Even then, at the callow age where, had I not readily volunteered for the task, my presence in the kitchen might have been construed as child labour; I could see that vegetarians were getting (pardon the pun) a raw deal.

In those days, before health & hygiene outlawed its use, there was a never-ending stockpot simmering on the stove. All manner of meat waste and veg shavings went in and this formed the base of all soups. Thus a large tin of powdered soup (always asparagus, always years old) was kept at the back of the store cupboard for veggie diners. Boiled eggs, readily to hand for the then inexplicably popular egg curry, could be topped with mayonnaise - hand whisked mayo (pinch of cayenne pepper, blob of English mustard) not the pallid Hellman's we have become accustomed to - or, a touch of the exotic; half avocado on a mountain of taste-free iceberg lettuce, with a ladle of vinaigrette dressing in the de-stoned hole. Starters covered then...
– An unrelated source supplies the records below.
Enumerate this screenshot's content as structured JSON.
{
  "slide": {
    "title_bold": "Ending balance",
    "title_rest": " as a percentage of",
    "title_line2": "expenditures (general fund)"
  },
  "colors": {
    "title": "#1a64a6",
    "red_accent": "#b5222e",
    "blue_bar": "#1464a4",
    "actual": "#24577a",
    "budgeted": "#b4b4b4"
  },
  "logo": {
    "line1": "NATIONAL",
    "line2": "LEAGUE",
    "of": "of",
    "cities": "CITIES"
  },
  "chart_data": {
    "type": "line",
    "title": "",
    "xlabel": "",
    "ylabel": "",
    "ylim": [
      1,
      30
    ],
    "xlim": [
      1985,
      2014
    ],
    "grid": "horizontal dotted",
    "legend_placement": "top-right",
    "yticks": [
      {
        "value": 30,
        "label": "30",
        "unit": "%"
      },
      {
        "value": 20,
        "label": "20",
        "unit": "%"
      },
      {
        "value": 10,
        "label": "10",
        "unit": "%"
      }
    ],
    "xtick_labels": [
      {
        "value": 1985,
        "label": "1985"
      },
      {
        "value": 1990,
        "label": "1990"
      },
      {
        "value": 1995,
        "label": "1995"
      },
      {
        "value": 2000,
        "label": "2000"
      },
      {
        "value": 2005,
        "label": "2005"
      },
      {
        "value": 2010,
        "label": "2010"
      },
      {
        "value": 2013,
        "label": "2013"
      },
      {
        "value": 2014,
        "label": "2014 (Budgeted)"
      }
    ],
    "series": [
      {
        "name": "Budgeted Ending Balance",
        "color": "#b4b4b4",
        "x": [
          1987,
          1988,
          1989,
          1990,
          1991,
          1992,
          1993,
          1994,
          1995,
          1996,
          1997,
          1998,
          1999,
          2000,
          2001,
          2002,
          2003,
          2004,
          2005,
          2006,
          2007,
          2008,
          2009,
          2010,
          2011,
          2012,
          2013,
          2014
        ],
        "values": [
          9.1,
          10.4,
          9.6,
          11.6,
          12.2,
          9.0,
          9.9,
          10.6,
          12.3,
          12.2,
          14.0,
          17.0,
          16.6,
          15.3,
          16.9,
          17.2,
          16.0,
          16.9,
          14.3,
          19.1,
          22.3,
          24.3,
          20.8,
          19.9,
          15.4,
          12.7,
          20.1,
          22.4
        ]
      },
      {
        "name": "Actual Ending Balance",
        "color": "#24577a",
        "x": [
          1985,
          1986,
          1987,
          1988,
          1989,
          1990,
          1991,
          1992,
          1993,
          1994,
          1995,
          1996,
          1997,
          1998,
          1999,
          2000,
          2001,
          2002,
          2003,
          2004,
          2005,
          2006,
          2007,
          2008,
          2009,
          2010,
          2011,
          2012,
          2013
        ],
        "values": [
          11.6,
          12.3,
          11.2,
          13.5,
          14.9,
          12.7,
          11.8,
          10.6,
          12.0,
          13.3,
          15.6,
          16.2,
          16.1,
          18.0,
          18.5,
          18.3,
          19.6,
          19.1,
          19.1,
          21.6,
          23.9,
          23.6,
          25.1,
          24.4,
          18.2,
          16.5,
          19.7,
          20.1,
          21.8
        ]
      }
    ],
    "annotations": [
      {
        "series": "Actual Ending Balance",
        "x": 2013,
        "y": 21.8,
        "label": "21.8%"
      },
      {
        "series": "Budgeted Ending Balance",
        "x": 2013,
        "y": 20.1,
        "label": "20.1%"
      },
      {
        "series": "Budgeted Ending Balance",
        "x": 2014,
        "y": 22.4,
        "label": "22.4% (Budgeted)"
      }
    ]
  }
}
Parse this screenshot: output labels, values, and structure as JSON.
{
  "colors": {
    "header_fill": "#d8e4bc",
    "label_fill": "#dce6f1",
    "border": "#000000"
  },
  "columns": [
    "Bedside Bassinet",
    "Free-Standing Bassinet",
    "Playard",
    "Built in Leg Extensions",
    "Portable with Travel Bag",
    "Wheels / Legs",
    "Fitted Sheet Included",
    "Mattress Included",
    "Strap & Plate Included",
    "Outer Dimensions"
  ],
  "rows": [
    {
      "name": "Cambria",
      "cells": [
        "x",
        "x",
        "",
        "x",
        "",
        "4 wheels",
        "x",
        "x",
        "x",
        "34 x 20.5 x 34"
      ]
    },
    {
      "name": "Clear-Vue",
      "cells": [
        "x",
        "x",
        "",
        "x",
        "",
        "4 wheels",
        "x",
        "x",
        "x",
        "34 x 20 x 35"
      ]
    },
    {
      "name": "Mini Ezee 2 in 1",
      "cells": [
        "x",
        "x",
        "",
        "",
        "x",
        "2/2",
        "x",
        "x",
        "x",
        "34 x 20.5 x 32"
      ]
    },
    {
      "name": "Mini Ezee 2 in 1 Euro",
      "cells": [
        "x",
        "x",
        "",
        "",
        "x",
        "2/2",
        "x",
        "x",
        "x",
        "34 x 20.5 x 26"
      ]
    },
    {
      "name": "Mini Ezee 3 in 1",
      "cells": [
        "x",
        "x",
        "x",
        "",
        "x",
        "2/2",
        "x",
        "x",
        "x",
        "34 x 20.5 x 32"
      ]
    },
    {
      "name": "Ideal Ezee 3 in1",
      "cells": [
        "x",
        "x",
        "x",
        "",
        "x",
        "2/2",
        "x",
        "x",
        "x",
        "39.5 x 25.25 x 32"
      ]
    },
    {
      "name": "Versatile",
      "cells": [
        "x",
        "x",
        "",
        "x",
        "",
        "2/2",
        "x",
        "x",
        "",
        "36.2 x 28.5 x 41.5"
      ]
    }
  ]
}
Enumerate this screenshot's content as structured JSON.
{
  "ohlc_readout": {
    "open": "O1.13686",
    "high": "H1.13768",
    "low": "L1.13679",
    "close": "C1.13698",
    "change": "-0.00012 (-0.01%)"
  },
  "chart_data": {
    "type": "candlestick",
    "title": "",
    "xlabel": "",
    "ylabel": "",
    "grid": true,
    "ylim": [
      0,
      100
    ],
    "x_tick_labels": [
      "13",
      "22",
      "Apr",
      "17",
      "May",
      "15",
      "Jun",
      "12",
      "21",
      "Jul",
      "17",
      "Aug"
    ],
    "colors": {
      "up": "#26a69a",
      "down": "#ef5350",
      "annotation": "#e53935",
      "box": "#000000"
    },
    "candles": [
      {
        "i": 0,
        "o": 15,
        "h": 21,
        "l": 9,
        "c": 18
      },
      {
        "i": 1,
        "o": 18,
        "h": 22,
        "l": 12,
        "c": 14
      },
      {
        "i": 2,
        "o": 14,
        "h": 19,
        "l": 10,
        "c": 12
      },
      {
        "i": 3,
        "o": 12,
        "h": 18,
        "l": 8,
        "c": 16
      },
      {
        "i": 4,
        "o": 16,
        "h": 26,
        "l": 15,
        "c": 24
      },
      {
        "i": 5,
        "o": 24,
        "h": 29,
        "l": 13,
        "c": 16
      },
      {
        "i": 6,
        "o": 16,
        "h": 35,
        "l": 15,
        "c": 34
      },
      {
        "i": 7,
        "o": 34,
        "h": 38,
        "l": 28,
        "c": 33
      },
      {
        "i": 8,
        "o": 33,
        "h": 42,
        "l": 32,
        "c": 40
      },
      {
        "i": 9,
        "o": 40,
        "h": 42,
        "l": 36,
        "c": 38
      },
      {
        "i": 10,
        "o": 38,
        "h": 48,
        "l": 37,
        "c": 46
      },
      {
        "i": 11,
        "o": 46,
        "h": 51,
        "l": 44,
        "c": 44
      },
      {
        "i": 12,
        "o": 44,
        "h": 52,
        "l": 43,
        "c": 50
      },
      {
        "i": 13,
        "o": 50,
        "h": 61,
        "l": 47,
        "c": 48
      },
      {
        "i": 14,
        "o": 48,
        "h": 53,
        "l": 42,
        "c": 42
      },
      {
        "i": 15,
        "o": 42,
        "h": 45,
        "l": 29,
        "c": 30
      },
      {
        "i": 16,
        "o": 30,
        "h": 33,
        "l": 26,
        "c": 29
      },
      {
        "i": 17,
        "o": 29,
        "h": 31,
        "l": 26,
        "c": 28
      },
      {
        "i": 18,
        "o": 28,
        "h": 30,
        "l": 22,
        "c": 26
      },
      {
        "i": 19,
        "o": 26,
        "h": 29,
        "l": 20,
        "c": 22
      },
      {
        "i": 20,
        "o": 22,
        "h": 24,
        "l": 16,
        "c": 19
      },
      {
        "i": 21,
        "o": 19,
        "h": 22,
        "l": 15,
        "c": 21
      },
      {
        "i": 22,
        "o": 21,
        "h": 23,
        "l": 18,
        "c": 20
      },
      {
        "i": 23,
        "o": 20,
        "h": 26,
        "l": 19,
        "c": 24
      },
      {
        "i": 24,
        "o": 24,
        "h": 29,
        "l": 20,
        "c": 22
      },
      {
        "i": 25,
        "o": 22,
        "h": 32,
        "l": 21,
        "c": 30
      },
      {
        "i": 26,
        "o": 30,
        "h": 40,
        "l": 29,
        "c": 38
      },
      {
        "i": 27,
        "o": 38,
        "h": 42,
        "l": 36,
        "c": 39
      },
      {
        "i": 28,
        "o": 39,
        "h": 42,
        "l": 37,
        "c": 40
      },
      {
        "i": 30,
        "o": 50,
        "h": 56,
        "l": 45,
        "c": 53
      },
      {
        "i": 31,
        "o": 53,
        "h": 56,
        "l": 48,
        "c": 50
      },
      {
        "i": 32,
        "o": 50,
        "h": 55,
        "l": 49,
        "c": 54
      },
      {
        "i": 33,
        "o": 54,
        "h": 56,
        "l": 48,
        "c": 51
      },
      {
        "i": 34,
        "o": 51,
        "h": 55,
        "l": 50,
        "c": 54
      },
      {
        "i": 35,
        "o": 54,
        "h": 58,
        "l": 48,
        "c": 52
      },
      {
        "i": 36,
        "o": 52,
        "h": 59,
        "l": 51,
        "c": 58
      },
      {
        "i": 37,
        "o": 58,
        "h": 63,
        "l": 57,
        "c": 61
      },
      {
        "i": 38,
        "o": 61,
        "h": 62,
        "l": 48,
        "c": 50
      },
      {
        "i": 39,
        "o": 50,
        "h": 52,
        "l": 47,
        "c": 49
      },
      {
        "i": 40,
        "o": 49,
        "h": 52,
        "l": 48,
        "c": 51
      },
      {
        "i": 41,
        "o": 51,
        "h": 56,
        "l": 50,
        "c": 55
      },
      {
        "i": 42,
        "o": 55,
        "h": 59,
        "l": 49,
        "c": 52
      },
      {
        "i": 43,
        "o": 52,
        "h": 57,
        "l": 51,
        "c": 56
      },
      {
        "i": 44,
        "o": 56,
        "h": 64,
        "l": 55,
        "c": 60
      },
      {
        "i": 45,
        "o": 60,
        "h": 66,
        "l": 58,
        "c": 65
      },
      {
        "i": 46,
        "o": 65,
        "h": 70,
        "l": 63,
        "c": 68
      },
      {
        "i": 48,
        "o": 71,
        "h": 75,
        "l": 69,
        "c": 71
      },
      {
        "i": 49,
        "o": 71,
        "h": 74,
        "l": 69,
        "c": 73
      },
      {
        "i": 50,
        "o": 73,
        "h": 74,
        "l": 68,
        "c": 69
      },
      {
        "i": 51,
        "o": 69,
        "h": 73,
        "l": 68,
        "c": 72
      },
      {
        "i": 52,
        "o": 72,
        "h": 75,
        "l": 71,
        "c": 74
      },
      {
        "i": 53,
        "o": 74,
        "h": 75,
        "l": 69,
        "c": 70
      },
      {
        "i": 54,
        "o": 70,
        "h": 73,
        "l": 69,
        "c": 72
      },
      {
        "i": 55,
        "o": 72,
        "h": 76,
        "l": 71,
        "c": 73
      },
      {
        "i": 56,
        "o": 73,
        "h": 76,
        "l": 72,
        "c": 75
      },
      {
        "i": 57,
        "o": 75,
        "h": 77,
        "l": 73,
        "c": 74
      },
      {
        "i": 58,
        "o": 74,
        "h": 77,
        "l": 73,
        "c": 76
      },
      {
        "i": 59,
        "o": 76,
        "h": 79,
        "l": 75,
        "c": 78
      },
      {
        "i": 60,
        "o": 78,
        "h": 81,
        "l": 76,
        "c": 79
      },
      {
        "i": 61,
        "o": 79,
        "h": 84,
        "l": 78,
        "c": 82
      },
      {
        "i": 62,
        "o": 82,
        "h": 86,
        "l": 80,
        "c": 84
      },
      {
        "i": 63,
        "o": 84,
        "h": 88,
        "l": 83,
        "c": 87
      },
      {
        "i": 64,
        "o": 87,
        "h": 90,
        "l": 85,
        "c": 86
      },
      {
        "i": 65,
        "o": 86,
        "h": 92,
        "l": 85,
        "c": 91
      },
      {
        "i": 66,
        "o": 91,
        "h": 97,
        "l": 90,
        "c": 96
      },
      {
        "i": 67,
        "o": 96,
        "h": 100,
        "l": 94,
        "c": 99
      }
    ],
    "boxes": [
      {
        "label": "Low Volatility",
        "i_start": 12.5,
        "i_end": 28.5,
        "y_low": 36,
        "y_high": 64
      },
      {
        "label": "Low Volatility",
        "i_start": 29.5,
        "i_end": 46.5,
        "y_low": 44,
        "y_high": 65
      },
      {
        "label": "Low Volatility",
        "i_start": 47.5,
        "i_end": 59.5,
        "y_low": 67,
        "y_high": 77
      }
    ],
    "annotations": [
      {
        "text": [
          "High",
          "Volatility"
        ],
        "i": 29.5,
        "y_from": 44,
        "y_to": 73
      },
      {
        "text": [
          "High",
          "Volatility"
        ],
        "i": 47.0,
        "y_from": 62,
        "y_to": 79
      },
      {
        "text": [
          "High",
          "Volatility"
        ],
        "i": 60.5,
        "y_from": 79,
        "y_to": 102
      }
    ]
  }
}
“And to follow?" The waiter would ask, needlessly, for the answer was always the same. The second chef's face would take on the expression of someone who has just been asked to open the new wing of a crematorium; “We can offer a cheese salad." (Think salad niçoise with the tuna replaced by grated orange cheddar.) “Oh, and the ham and mushroom omelette, without the ham." The waiter would nod, click his heels, and walk away as if he had been given the ambrosia of the gods to offer his diners.

We should not, however, pat ourselves on the back too much about the steps taken since. We have the ground breaking Terre a Terre in Brighton and most Michelin chefs offer a considered vegetarian tasting menu, but the average - indeed above average - chef (still wilfully stubborn about vegetarians) would, after a cursory glance at the menu, offer; “Give them the goat's cheese without the black pudding and then the herb risotto from the halibut dish."